Kritik an Personalentscheidungen des Papstes

Kritik kommt aber nicht nur von Seiten der Bewahrer: 57 Teilnehmer des Synodalen Wegs zeigten sich in einer Erklärung erschüttert über die Gründe, mit denen Papst Franziskus die Rücktrittsgesuche des Hamburger Erzbischofs Stefan Heße und des Kölner Weihbischofs Dominikus Schwaderlapp nicht annahm. Auch die Personalentscheidungen zum Kölner Kardinal Rainer Maria Woelki und Weihbischof Ansgar Puff stießen auf Unverständnis.

Bild: ©KNA/Harald Oppitz

Kardinal Reinhard Marx (rechts) gab sein Amt als Präsident des Synodalen Wegs an seinen Nachfolger Bischof Georg Bätzing weiter. Wer Nachfolger von Thomas Sternberg werden wird, ist noch unklar.

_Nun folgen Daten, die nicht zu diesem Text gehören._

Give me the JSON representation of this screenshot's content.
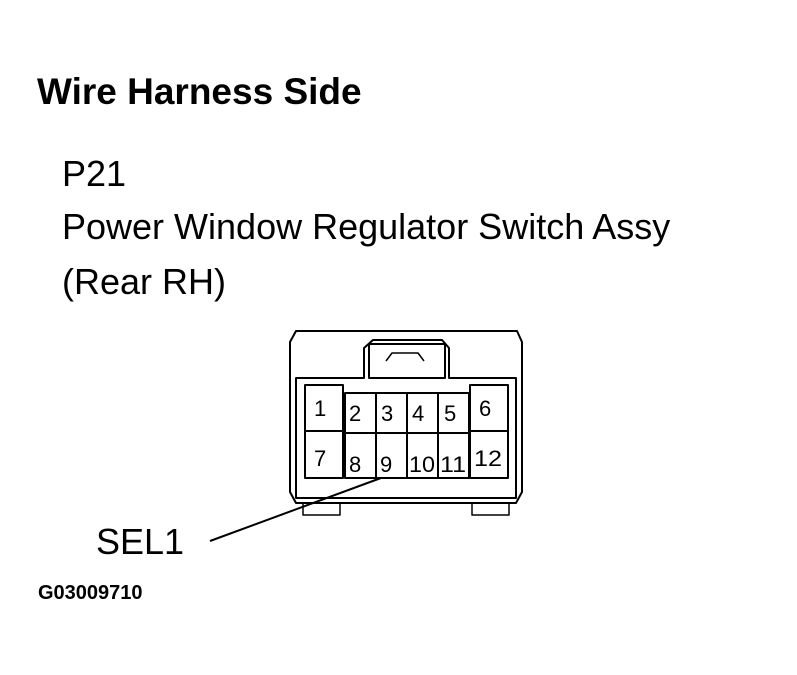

Grundsätzlich hat sich das Personalkarussell seit der letzten Synodalversammlung erheblich weitergedreht. Schwaderlapp trat aus dem Forum "Leben in gelingenden Beziehungen – Liebe leben in Sexualität und Partnerschaft" aus, die Theologin Marianne Schlosser legte ihre Arbeit im Frauen-Forum nieder, arbeitete später aber im Macht-Forum mit und erarbeitete den Alternativtext. Bischof Georg Bätzing übernahm als Vorsitzender der Deutschen Bischofskonferenz auch das Amt des Präsidenten des Synodalen Wegs von seinem Vorgänger Kardinal Reinhard Marx. Für ZdK-Präsident Thomas Sternberg wird es die letzte Synodalversammlung als Präsident des Synodalen Wegs sein: Im Spätherbst legt der 69-Jährige sein Amt nieder, wer ihm nachfolgen wird, ist noch unklar. Einen Nachfolger für den verstorbenen Geistlichen Begleiter, den Jesuiten Bernd Hagenkord, gibt es dagegen schon: Der Münsteraner Pfarrer Siegfried Kleymann wird die kommende Synodalversammlung begleiten.

Streit quasi vorprogrammiert

Geistliche Begleitung und gute Moderation können dort nicht schaden, denn angesichts des engen Zeitrahmens, der Menge an Themen und der grundverschiedenen Ansichten ist Streit quasi vorprogrammiert. Der Synodale Weg kommt jetzt spürbar in eine entscheidende Phase. Nach der jetzt stattfindenden ersten Lesung der vorliegenden Texte können diese bei der nächsten Synodalversammlung laut Satzung in zweiter Lesung mit einer Zweidrittelmehrheit der anwesenden Mitglieder und mit einer Zweidrittelmehrheit der DBK-Mitglieder beschlossen werden. Dann ist es an den Diözesanbischöfen, diese im Rahmen ihrer Zuständigkeit umzusetzen und gesamtkirchliche Voten an den Apostolischen Stuhl mitzuteilen.

Entscheidend wird jetzt in Frankfurt die Frage sein, ob bei den Diskussionen und Beratungen auch diejenigen mitgenommen werden können, die abweichende Meinungen haben. In einem Interview kritisierte der Bamberger Weihbischof Herwig Gössl im Vorfeld der zweiten Synodalversammlung, er habe den Eindruck, dass beim Synodalen Weg versucht werde, "Ziele durchzupeitschen", die schon vorher feststünden. Wenn sich dieser Eindruck bei vielen Kritikern erhärtet, wird der Reformprozess die Spaltung in der Kirche nur noch vertiefen, statt alle zusammenzuführen – oder gar ganz scheitern. Gleiches dürfte aber auch gelten, wenn die breit vertretenen Reformwünsche ins Leere zu laufen drohen.